Research in sociolinguistics has shown that in bilingual communities, people regularly use both their home language and the language of the country. In many communities in the United States, it is common to hear people speaking English and Spanish, English and Korean, English and Arabic, or English and Mandarin. In addition, research in neurolinguistics has shown that, in bilingual people, both (or all) their languages are always active, a bit like an application that continues to run in the background on a smartphone.

Based on extensive observations in classrooms with English learners, García, Johnson, and Seltzer (2017) have shown that teachers can make strategic use of students’ home languages as a scaffold to help them develop academic English proficiency. Based on this research, García and her colleagues have developed a theory of dynamic bilingualism. They explain:

We use the metaphor of the translanguaging corriente to refer to the current or flow of students’ dynamic bilingualism that runs through our classrooms and schools.
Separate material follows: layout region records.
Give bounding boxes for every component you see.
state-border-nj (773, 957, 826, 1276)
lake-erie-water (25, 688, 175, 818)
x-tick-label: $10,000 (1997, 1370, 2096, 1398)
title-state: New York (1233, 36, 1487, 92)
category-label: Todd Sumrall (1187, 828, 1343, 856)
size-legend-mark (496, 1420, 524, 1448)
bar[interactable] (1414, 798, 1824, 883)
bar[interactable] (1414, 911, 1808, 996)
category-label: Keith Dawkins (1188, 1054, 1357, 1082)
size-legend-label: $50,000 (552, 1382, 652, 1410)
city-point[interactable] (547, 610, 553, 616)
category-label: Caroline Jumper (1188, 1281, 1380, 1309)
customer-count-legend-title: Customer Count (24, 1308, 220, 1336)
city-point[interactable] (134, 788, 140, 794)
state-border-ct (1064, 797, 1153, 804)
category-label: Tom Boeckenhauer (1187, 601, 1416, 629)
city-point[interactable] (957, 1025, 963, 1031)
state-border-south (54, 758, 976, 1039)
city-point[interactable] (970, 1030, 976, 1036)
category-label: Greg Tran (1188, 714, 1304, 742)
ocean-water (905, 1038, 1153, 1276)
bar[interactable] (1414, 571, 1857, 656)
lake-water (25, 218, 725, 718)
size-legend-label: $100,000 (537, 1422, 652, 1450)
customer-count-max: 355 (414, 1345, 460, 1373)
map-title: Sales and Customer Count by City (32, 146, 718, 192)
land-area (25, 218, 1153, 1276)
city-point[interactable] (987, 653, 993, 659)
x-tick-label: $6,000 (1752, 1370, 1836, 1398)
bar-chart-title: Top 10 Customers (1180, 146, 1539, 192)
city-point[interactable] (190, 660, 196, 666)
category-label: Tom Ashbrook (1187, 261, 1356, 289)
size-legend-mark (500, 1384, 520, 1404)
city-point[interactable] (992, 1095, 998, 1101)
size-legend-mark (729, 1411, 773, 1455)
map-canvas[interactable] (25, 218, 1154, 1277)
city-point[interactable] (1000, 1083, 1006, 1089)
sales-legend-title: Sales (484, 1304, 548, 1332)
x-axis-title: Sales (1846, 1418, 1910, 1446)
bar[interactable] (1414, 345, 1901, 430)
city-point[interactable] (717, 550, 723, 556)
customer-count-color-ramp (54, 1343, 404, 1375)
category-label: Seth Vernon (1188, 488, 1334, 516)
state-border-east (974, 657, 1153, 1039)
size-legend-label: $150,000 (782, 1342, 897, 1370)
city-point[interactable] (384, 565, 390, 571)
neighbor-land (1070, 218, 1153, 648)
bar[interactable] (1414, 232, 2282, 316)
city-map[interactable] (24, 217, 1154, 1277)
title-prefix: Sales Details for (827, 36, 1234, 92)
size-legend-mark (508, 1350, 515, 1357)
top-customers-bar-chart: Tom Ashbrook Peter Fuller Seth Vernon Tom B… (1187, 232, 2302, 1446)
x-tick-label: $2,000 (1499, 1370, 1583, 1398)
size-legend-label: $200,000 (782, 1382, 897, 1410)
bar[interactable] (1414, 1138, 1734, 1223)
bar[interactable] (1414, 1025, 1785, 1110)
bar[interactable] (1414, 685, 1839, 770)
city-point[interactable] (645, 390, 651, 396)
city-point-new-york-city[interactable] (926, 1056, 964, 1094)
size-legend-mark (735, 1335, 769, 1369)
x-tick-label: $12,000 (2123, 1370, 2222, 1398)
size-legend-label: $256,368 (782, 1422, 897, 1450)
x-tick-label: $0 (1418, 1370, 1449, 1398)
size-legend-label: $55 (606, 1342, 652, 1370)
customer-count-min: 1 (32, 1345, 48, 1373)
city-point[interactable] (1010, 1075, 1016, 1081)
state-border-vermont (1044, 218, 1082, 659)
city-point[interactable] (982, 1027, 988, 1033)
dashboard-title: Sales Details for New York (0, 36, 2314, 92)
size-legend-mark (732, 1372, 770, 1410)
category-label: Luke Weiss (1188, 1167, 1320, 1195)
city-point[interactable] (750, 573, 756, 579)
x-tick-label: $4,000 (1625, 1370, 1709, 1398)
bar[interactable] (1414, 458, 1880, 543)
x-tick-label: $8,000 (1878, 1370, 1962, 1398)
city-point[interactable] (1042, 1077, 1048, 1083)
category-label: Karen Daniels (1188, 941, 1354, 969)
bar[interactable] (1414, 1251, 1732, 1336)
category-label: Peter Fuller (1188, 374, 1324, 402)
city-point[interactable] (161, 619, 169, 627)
Bilingual students make use of the translanguaging corriente either covertly or overtly to learn content and language in school and to make sense of their complex worlds and identities. (21)

Instead of looking at bilinguals as two monolinguals in one person, García (2009) argues that bilinguals have just one language repertoire, and the use of either language adds to this reservoir of language. Students can draw on this reservoir to make sense of instruction, read complex texts, and discuss and write about them.

Picture, then, a classroom of students. In it there are students of several different language backgrounds. As a class is conducted in English, a kind of invisible current of students’ knowledge in their home languages is running, and bilingual children, when allowed and encouraged, can draw on their full linguistic repertoire to make sense of the instruction in English.